The Data Center Colocation market is worth $43,838.252 million for the year 2019 and is expected to grow at 13.84% CAGR to reach a market volume of US$108,612.767 million by 2026.
Datacenter colocation is the method of co-housing privately owned servers and networking equipment in a third-party data center. Instead of housing servers within the premises of the organization, colocation allows organizations to co-locate by renting spaces in a colocation data center. The central difference between colocation data centers and cloud computing is the way data is stored and managed. The primary outlining difference is of having physical assets versus virtual ones. Moreover, services provided by colocation data centers include physical space, storage, power, cooling, and physical security for servers. Further, networking equipment of other third-party orgasmatron assists in connecting to a variety of telecommunications and network service providers efficiently and at a cost-effective rate. Colocation providers offer services to a wide range of customers from small-scale enterprises to large multinational companies. A colocation data center can be classified into two categories, retail and wholesale. However, a new third type of colocation facility has garnered significance, a hybrid cloud-based colocation center.
Data Center colocation proves to be useful for any enterprise, of any size and any type. The main driver in the data center colocation market is the uptime facility provided by the data colocation centers. It guarantees an enterprise percentage if uptie without charging any significant maintenance charges. Furthermore, it assists in mitigating risk in the event of a disaster by offering complex layers of redundancy offered at data center colocation. Besides, data colocations centers have superior security measures such as cameras, biometric readers, and check-in desks to ensure absolute security at the centers. Additionally, one of the most significant advantages of using a colocation data center is that they offer cost-effective data center solutions in comparison to managing an in-house data center. Additionally, the colocation data center provides significant benefits such as bandwidth solutions, support and certification, and scalability which aids in augmenting demand for such types of data center solutions. Overall these benefits aid in propelling growth in the data center colocation market. However, fluctuating monthly and trouble finding a colocation data center in the vicinity can hamper the growth in the market. Moreover, data colocation centers are not suitable for businesses with a large quantum of expanding data.

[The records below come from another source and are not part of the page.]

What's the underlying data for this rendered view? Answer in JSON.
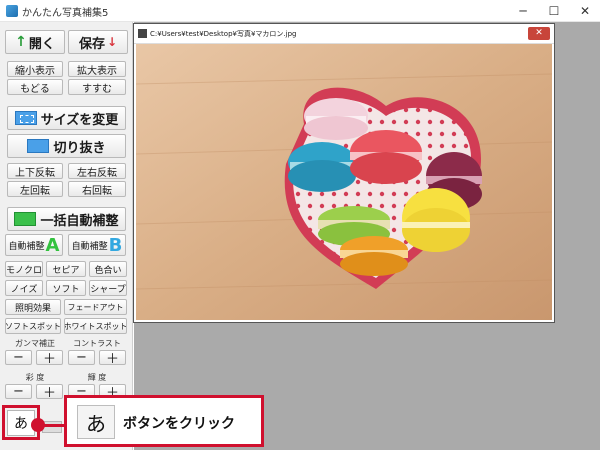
{
  "window": {
    "title": "かんたん写真補集5",
    "min_label": "─",
    "max_label": "☐",
    "close_label": "✕"
  },
  "sidebar": {
    "open_label": "開く",
    "save_label": "保存",
    "shrink_label": "縮小表示",
    "enlarge_label": "拡大表示",
    "undo_label": "もどる",
    "redo_label": "すすむ",
    "resize_label": "サイズを変更",
    "crop_label": "切り抜き",
    "flip_v_label": "上下反転",
    "flip_h_label": "左右反転",
    "rotate_left_label": "左回転",
    "rotate_right_label": "右回転",
    "bulk_auto_label": "一括自動補整",
    "auto_a_label": "自動補整",
    "auto_a_letter": "A",
    "auto_b_label": "自動補整",
    "auto_b_letter": "B",
    "mono_label": "モノクロ",
    "sepia_label": "セピア",
    "tint_label": "色合い",
    "noise_label": "ノイズ",
    "soft_label": "ソフト",
    "sharp_label": "シャープ",
    "lighting_label": "照明効果",
    "fade_label": "フェードアウト",
    "soft_spot_label": "ソフトスポット",
    "white_spot_label": "ホワイトスポット",
    "gamma_label": "ガンマ補正",
    "contrast_label": "コントラスト",
    "saturation_label": "彩 度",
    "brightness_label": "輝 度",
    "minus_label": "−",
    "plus_label": "＋",
    "a_button_label": "あ"
  },
  "image_window": {
    "title": "C:¥Users¥test¥Desktop¥写真¥マカロン.jpg",
    "close_label": "✕"
  },
  "callout": {
    "icon_label": "あ",
    "text": "ボタンをクリック"
  },
  "colors": {
    "highlight": "#d0102e",
    "workspace": "#aaaaaa"
  }
}
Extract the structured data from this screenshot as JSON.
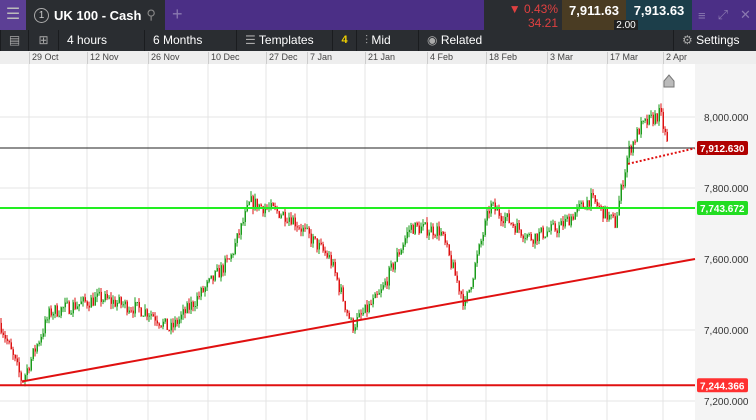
{
  "header": {
    "menu_icon": "hamburger-icon",
    "tab_number": "1",
    "tab_title": "UK 100 - Cash",
    "change_pct": "▼ 0.43%",
    "change_pts": "34.21",
    "sell": "7,911.63",
    "buy": "7,913.63",
    "spread": "2.00"
  },
  "toolbar": {
    "interval": "4 hours",
    "range": "6 Months",
    "templates": "Templates",
    "templates_count": "4",
    "price_type": "Mid",
    "related": "Related",
    "settings": "Settings"
  },
  "dates": [
    "29 Oct",
    "12 Nov",
    "26 Nov",
    "10 Dec",
    "27 Dec",
    "7 Jan",
    "21 Jan",
    "4 Feb",
    "18 Feb",
    "3 Mar",
    "17 Mar",
    "2 Apr"
  ],
  "colors": {
    "up": "#1a9b1a",
    "down": "#d11",
    "support": "#e01010",
    "green_level": "#22ee22",
    "price_tag": "#b00000"
  },
  "chart_data": {
    "type": "candlestick",
    "title": "UK 100 - Cash",
    "ylim": [
      7180,
      8080
    ],
    "yticks": [
      "8,000.000",
      "7,800.000",
      "7,600.000",
      "7,400.000",
      "7,200.000"
    ],
    "ytick_values": [
      8000,
      7800,
      7600,
      7400,
      7200
    ],
    "path_keypoints": [
      [
        0,
        7420
      ],
      [
        22,
        7255
      ],
      [
        50,
        7450
      ],
      [
        100,
        7490
      ],
      [
        150,
        7450
      ],
      [
        170,
        7400
      ],
      [
        200,
        7500
      ],
      [
        230,
        7600
      ],
      [
        250,
        7760
      ],
      [
        290,
        7720
      ],
      [
        330,
        7600
      ],
      [
        352,
        7410
      ],
      [
        380,
        7500
      ],
      [
        410,
        7690
      ],
      [
        440,
        7680
      ],
      [
        465,
        7470
      ],
      [
        490,
        7750
      ],
      [
        530,
        7660
      ],
      [
        560,
        7690
      ],
      [
        590,
        7770
      ],
      [
        615,
        7700
      ],
      [
        628,
        7900
      ],
      [
        640,
        7970
      ],
      [
        660,
        8010
      ],
      [
        668,
        7912
      ]
    ],
    "levels": [
      {
        "label": "7,912.630",
        "value": 7912.63,
        "kind": "current"
      },
      {
        "label": "7,743.672",
        "value": 7743.672,
        "kind": "green"
      },
      {
        "label": "7,244.366",
        "value": 7244.366,
        "kind": "red"
      }
    ],
    "trendline": [
      [
        22,
        7255
      ],
      [
        695,
        7600
      ]
    ],
    "dotted_trendline": [
      [
        628,
        7868
      ],
      [
        695,
        7912
      ]
    ]
  }
}
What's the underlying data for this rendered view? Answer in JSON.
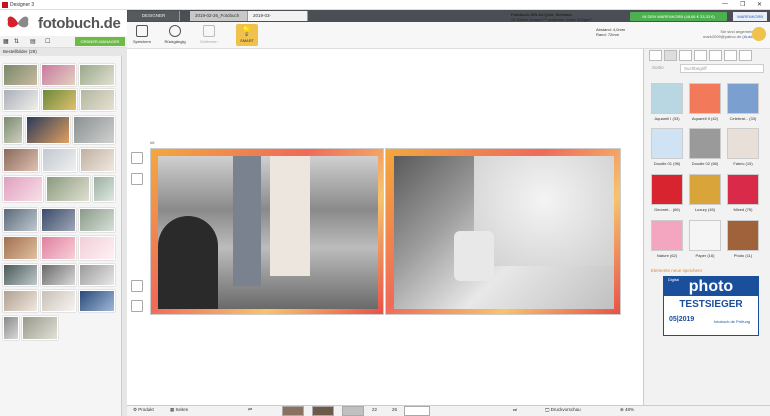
{
  "window": {
    "title": "Designer 3",
    "controls": [
      "—",
      "❐",
      "✕"
    ]
  },
  "brand": {
    "name": "fotobuch.de"
  },
  "tabs": {
    "designer": "DESIGNER",
    "doc1": "2019-02-26_Fotobuch",
    "doc2": "2019-03-20_Fotobuch_3"
  },
  "product": {
    "line1": "Fotobuch DIN A4 Quer, Schwarz",
    "line2": "26 Seiten, Amano™ seidiches Glanz 200g/m²"
  },
  "cart": {
    "button": "IN DEN WARENKORB (48,66 € 33,33 €)",
    "link": "WARENKORB"
  },
  "toolbar": {
    "save": "Speichern",
    "undo": "Rückgängig",
    "remove": "Entfernen",
    "smart": "SMART"
  },
  "margins": {
    "distance_label": "Abstand:",
    "distance_value": "4,0mm",
    "border_label": "Rand:",
    "border_value": "72mm"
  },
  "user": {
    "status": "Sie sind angemeldet als:",
    "email": "mark2009@yahoo.de",
    "logout": "(Ausloggen)"
  },
  "left": {
    "order_button": "ORDNER-MANAGER",
    "title": "Bestellbilder (29)"
  },
  "canvas": {
    "page_number": "#8"
  },
  "right": {
    "sort": "Sortie",
    "search_placeholder": "Suchbegriff",
    "categories": [
      {
        "label": "Aquarell I (33)",
        "color": "#b9d6e3"
      },
      {
        "label": "Aquarell II (42)",
        "color": "#f27a5a"
      },
      {
        "label": "Celebrat... (33)",
        "color": "#7b9fcf"
      },
      {
        "label": "Doodle 01 (96)",
        "color": "#cfe3f4"
      },
      {
        "label": "Doodle 02 (66)",
        "color": "#9a9a9a"
      },
      {
        "label": "Fabric (15)",
        "color": "#e8e0d8"
      },
      {
        "label": "Geomet... (66)",
        "color": "#d8242f"
      },
      {
        "label": "Luxury (45)",
        "color": "#d9a43a"
      },
      {
        "label": "Mixed (75)",
        "color": "#d92a4a"
      },
      {
        "label": "Nature (62)",
        "color": "#f4a5c0"
      },
      {
        "label": "Paper (16)",
        "color": "#f5f5f5"
      },
      {
        "label": "Photo (11)",
        "color": "#a0623b"
      }
    ],
    "more_link": "Elemente neue speichern",
    "badge": {
      "brand": "photo",
      "kicker": "Digital",
      "title": "TESTSIEGER",
      "date": "05|2019",
      "site": "fotobuch.de Prüfung"
    }
  },
  "bottom": {
    "product": "Produkt",
    "pages": "Seiten",
    "page_counter": "22",
    "page_total": "26",
    "print_preview": "Druckvorschau",
    "zoom": "48%"
  }
}
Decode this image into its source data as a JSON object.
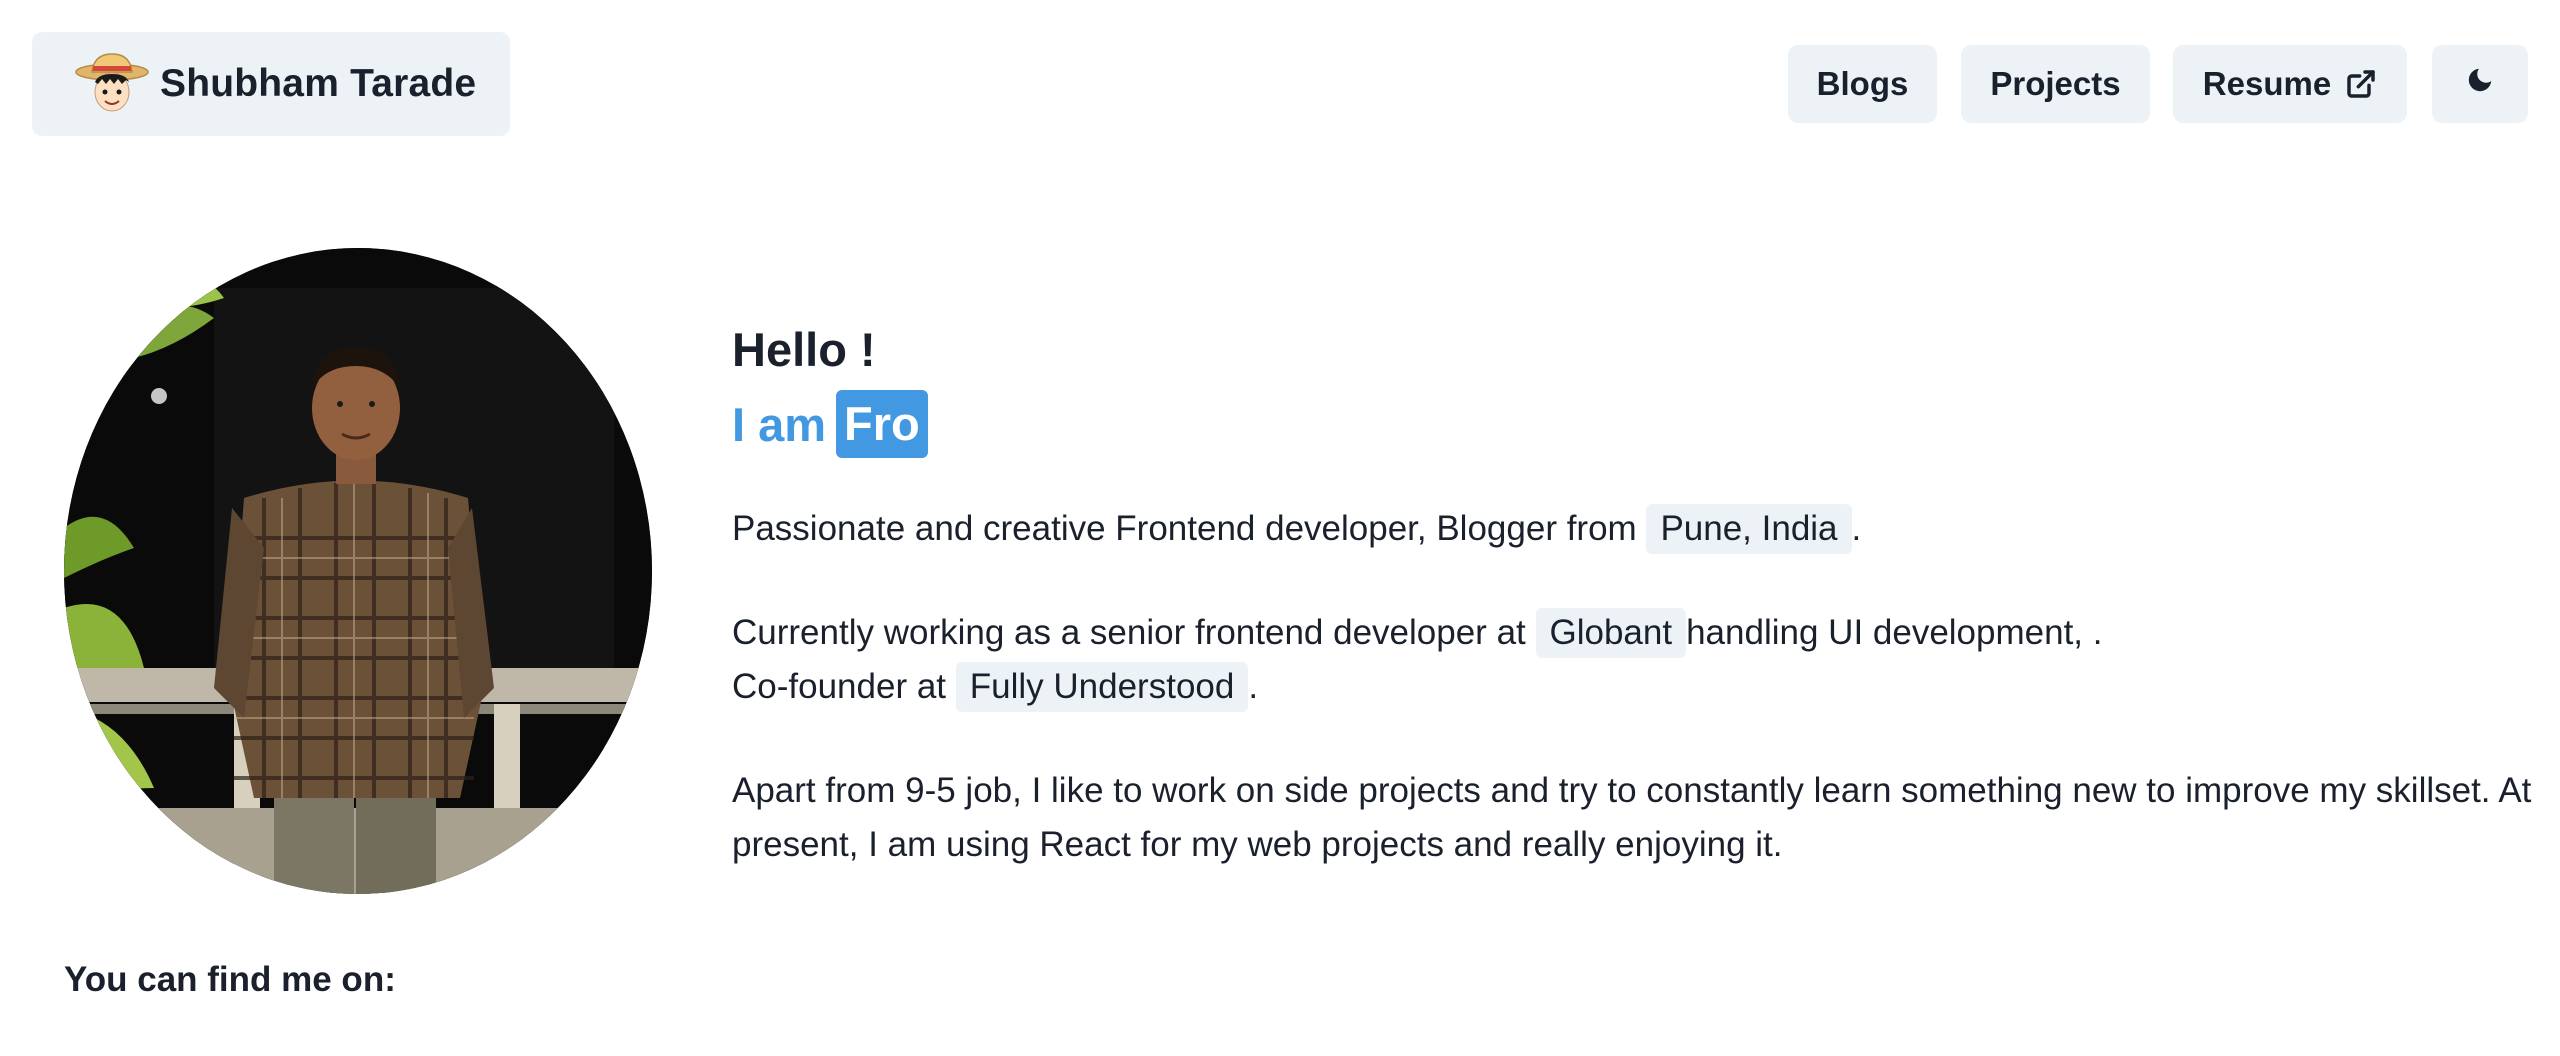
{
  "header": {
    "brand_name": "Shubham Tarade",
    "avatar_icon": "straw-hat-avatar-icon",
    "nav": {
      "blogs": "Blogs",
      "projects": "Projects",
      "resume": "Resume"
    },
    "resume_icon": "external-link-icon",
    "theme_icon": "moon-icon"
  },
  "intro": {
    "hello": "Hello !",
    "iam": "I am",
    "typed_role": "Fro",
    "p1_text": "Passionate and creative Frontend developer, Blogger from",
    "p1_chip": "Pune, India",
    "p1_end": ".",
    "p2_text": "Currently working as a senior frontend developer at",
    "p2_chip": "Globant",
    "p2_after": "handling UI development, .",
    "p2_line2": "Co-founder at",
    "p2_chip2": "Fully Understood",
    "p2_end": ".",
    "p3_text": "Apart from 9-5 job, I like to work on side projects and try to constantly learn something new to improve my skillset. At present, I am using React for my web projects and really enjoying it."
  },
  "social": {
    "heading": "You can find me on:"
  },
  "colors": {
    "accent": "#4299e1",
    "chip_bg": "#edf2f7",
    "text": "#1a202c"
  }
}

Prominent players in the Machine Condition Monitoring market are Equinix Inc., Telehouse, Rackspace US Inc., Colt Technology, Services Group Ltd., CenturyLink, Internap Corporation, Anexio Inc., and Zayo Group LLC among others.
The Growing Need for Data Center Colocation Solutions for SME's Will Drive the Market Growth
The key developer in the market is the increasing demand for data colocation solutions for Small-medium enterprises. Moreover, the rising adoption of technology in small-medium enterprises is driving demand for the data colocation market. The rising numbers of operations of SMEs are further bolstering growth in the market and are making a significant economic impact. SMEs are restoring to collocated data centers for saving cost, as it allows them to outsource the data center operations without incurring any significant cost of setting up a data center. Furthermore, Data colocation centers provide SMEs with several benefits including lower power requirements, availability of data floor space, cooling, and others, thereby reducing the cost of operations for SMEs. Additionally, data colocation centers provide physical protection along with absolute command over their equipment. Hence, SMEs with financial constraints can opt for these cost-effective collocated alternatives.
Trends in Data Center Security Market by Region:
Key market players around the world have adopted various business strategies to sustain, grow and develop in the data center colocation market. Various business strategies such as partnerships, acquisitions, mergers, and other related commercial agreements have been employed by organizations with the aim to develop and provide services to a large section of consumers worldwide. Through such collaborative agreements, the North American region has resulted in the notable development of the market on the whole.
The North American region endures a significant market share and is anticipated to grow at a decent CAGR over the forecasted period. The growth in the North American region is majorly driven by the large presence of data centers and owing to the rapid adoption of advanced data center comprehensive solutions. For instance, Telehouse America recently announced best in class physical security layer upgrade for its New york-based data centers. Similarly, Evoque, a mid-size data center provider announced plans to enter into Hybrid cloud-based colocation centers.
However, the APAC region is estimated to grow at the fastest rate and dominate the market over the forecasted period. The major driving factor is the increasing adoption of technology and mushrooming of small and medium-sized enterprises. Besides, increasing data traffic in countries like China, India, Japan is estimated to further propel growth in the market. For instance, NTT announced data center expansion and aims to spread its operations across 160 countries. Similarly, Equinix extended its digital edge with the launch of its Equinix Fabric at the CA1 Canberra data center.
The outbreak of the novel coronavirus disease positively impacted the data center colocation market. Owing to financial slowdown globally, the companies intend to outsource operations to minimize their financial constraints. The imposed lockdown severely impacted businesses around the world, thereby negatively impacting their financial outlook. Hence, instead of installing in-house data centers, which require huge costs, businesses are looking at third-party vendors for data center solutions. Thus, increasing demand for colocation data centers and further propelling growth in the data center colocation market. For instance, DuPont announced the acquisition of immediate, a provider of colocation and management services.